From Missoula, the three of us drove south an hour or so to launch Trevor's drift boat. This was different from our earliest trout-fishing trips to southeast Minnesota, when the boys, still in grade school, were buckled into the back seat of my truck, asking questions while watching the countryside change from flat to rolling. They knew the Root River or Hay Creek or the Whitewater lay ahead, flowing clear, muddy or something in between, and they wanted their trout.

Now in Montana on a warm late-March day Trevor piloted his pickup on two-lane blacktop, having decided where we would fish and why. Cole was dialed in as well. The old man can feel put out to pasture in these circumstances, and I watched the swales and valleys that gathered alongside the highway give way to snowy mountains. A good day, it seemed, to fish.

Launching the boat in the Bitterroot, Trevor went quickly to the oars as the river's middle currents swept us downstream. Cole cast from the front of the boat, and I, the back. This was late morning and already the temperature neared 60.

"Cast as near as you can to the bank,'' Trevor said.

Only minutes passed before Cole said there and his line straightened, a dandy brown trout pulling his long rod into a deep bend, the fish's flanks refracting sunlight through the clear river.

Just how trout conspire with moving water to exact so much attention and, ultimately, inspiration from anglers remains a mystery on the order of love and religion. But they do, and after the fish was landed we examined its delicate coloring and the deep resignation with which it considered its predicament. Then we released it among rocks smoothed by eons of rushing water, its freedom as much a gift to us as to the fish.

On and on we drifted, the Bitterroot in spots awash in foam and tumbling over boulders and through tight bends. Sometimes we dropped the anchor in still water and waded upstream or down, fishing skwala imitations on top and occasionally adding a bead-headed dropper. This occurred beneath a warming sun and really not very much river traffic. Sometimes Cole leaned into the oars while Trevor cast from the bow. Otherwise, Trevor rowed. Either way, the boys pinpointed trout that inhaled our flies, the fishes' noses tipped up in anticipation.

By early evening, as dusk approached, we were back in Trevor's truck, our wet waders and boots askew in the pickup's bed, while on the radio a country singer crooned about his gal's cheatin' heart, a timeless concern.

Enveloped now in long shadows, the Bitterroot tumbled ever northward, to the Clark Fork River and, in time, to the Columbia and the Pacific Ocean.

• • •

Along Hay Creek not far from Red Wing on Saturday, flies were slung left and right. Trout Unlimited sponsored a mini-bash on the opener, in part for fun and in part to call attention to the threat silica mining poses to the southeast's fragile streams.

Among a dozen or more gathered anglers were Department of Natural Resources Commissioner Tom Landwehr and Minnesota Trout Unlimited executive director John Lenczewski.
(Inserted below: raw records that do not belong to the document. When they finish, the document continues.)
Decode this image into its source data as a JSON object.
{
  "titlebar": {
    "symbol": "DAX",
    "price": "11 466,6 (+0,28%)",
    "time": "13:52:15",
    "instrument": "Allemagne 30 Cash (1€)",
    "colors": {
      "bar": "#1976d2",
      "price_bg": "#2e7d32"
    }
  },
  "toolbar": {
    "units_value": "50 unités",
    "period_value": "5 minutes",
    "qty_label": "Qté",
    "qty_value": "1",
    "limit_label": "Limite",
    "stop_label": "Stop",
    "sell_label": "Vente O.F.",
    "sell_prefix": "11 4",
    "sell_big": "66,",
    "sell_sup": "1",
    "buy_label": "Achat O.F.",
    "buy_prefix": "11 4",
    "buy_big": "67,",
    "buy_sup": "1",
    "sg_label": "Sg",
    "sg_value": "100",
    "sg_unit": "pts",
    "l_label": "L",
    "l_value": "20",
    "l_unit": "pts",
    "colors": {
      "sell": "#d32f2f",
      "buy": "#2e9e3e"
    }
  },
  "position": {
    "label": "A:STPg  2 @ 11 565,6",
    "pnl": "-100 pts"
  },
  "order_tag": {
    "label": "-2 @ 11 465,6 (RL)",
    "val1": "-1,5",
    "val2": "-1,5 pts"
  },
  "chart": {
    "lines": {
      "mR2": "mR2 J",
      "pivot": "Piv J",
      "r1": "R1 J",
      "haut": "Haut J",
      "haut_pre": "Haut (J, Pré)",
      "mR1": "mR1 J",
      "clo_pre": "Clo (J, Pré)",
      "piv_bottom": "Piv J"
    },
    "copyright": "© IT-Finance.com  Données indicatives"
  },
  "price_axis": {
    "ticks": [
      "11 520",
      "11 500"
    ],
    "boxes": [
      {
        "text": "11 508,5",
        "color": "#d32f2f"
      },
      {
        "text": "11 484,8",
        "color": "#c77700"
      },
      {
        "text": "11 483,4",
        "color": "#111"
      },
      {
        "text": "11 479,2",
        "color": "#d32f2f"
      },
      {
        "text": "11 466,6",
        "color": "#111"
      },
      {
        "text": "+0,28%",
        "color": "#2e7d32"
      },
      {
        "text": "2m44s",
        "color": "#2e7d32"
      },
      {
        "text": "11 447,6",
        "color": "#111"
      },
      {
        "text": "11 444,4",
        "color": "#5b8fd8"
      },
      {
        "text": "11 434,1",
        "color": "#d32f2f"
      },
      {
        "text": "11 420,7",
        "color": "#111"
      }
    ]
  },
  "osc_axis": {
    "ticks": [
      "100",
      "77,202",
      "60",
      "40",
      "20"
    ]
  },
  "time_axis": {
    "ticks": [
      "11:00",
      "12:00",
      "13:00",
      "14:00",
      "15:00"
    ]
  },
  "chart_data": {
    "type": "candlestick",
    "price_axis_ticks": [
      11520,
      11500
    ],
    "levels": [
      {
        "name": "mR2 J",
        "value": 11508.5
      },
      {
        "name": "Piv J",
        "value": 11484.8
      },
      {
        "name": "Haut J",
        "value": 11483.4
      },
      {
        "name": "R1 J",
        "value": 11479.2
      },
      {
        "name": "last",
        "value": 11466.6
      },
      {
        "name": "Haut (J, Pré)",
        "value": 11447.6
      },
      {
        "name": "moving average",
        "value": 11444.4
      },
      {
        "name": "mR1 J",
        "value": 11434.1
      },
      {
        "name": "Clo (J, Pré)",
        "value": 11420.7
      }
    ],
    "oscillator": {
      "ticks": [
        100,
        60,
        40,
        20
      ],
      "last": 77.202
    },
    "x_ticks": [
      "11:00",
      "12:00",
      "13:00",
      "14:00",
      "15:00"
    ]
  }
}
Experts, each. But as was the case in streams farther south, near Lanesboro, few trout were brought to hand near Red Wing. Exactly why is part of the mystery.

Yet when rods were cased and waders stowed, all seemed right with the world. The Hay Creek Campground restaurant serves as a sort of temple where anglers convene on the opener to pay homage, and the Trout Unlimited bunch did just that Saturday afternoon, happy enough to have been fishing, a good stream not far away.

"There's a fine line,'' said Steven Wright, "between fishing and standing on shore like an idiot.''

Surely that line was crossed, back and forth, and forth and back, by all who leapt from bed early Saturday on the trout opener.

Just as surely, each would do it again.